Spiroxys hanzaki and Am. tritonispunctati are considered native parasites in Japan, because S. hanzaki have been only reported parasitizing A. japonicus in Japan (e.g., Hasegawa et al., 2002). Amphibiocapillaria tritonispunctati is widely distributed over Holarctic region (Moravec, 1986); however, this species has been recorded from multiple different species of Caudata in Japan for many years (Uchida et al., 2019). These facts permit us to regard them as helminths not derived from other countries. Therefore, it was concluded that introduced A. davidianus could act as spillback reservoirs for native parasites in Kyoto Prefecture. It suggests that “enemy release” could not be found in introduced A. davidianus in Kyoto Prefecture, unlike the case demonstrated in Torchin et al. (2003). It is unclear whether such spillback affects the host-parasite relationship between the native populations of A. japonicus and parasites.

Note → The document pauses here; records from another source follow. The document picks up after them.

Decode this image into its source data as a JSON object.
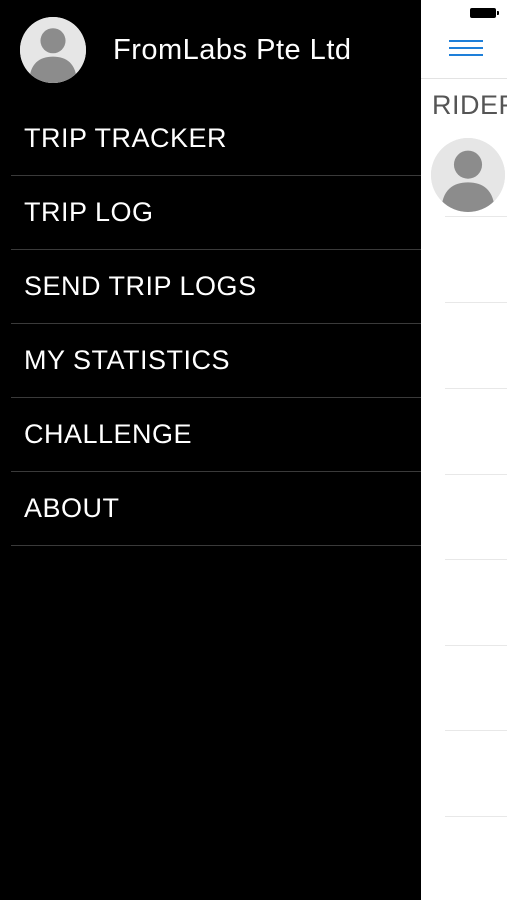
{
  "drawer": {
    "profile": {
      "name": "FromLabs Pte Ltd",
      "avatar_icon": "person-silhouette-icon"
    },
    "menu": [
      {
        "label": "TRIP TRACKER"
      },
      {
        "label": "TRIP LOG"
      },
      {
        "label": "SEND TRIP LOGS"
      },
      {
        "label": "MY STATISTICS"
      },
      {
        "label": "CHALLENGE"
      },
      {
        "label": "ABOUT"
      }
    ]
  },
  "main": {
    "menu_icon": "hamburger-icon",
    "section_label": "RIDER",
    "rider_avatar_icon": "person-silhouette-icon"
  },
  "status_bar": {
    "battery_icon": "battery-icon"
  },
  "colors": {
    "drawer_background": "#000000",
    "drawer_text": "#ffffff",
    "accent": "#1e7fd9",
    "avatar_background": "#e6e6e6",
    "avatar_silhouette": "#8c8c8c"
  }
}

This study is the first record of Falcaustra sp. found in Andrias spp. in Japan. The genus Falcaustra is a cosmopolitan group, and some introduced species of this genus have been reported in Japan (Hasegawa et al., 2006; Oi et al., 2012). Falcaustra sp. morphologically differs from both native and introduced congeneric species reported to parasitize amphibians and reptiles in Japan. Three congeneric species, F. andrias (He, Liu & Ma, 1992), F. fopingensis (He, Liu & Ma, 1992) and F. chengguensis (He, Liu & Ma, 1992), have been once recovered from Chinese Andrias species in China (He et al., 1992). However, these species cannot be compared with Falcaustra sp. due to insufficient morphological study and lacking molecular study. Further taxonomic study is necessary to identify Falcaustra species parasitic in Andrias spp. at species-level.
Acknowledgments
We thank Ms. M. Yoshimura (KUHE) for helping dissection of the animals. We thank everyone who participated in the survey of the salamanders around the Kamo River for securing the hybrid salamander used in this study. The procedure in this study followed the guideline of animal experiments in Kyoto University (approval no. 29-A-7). The present study was conducted under the permits issued by the Japan Agency of Cultural Affairs to K. Nishikawa for research in Kyoto City (No. 420) and in Kyoto Prefecture (No. 710).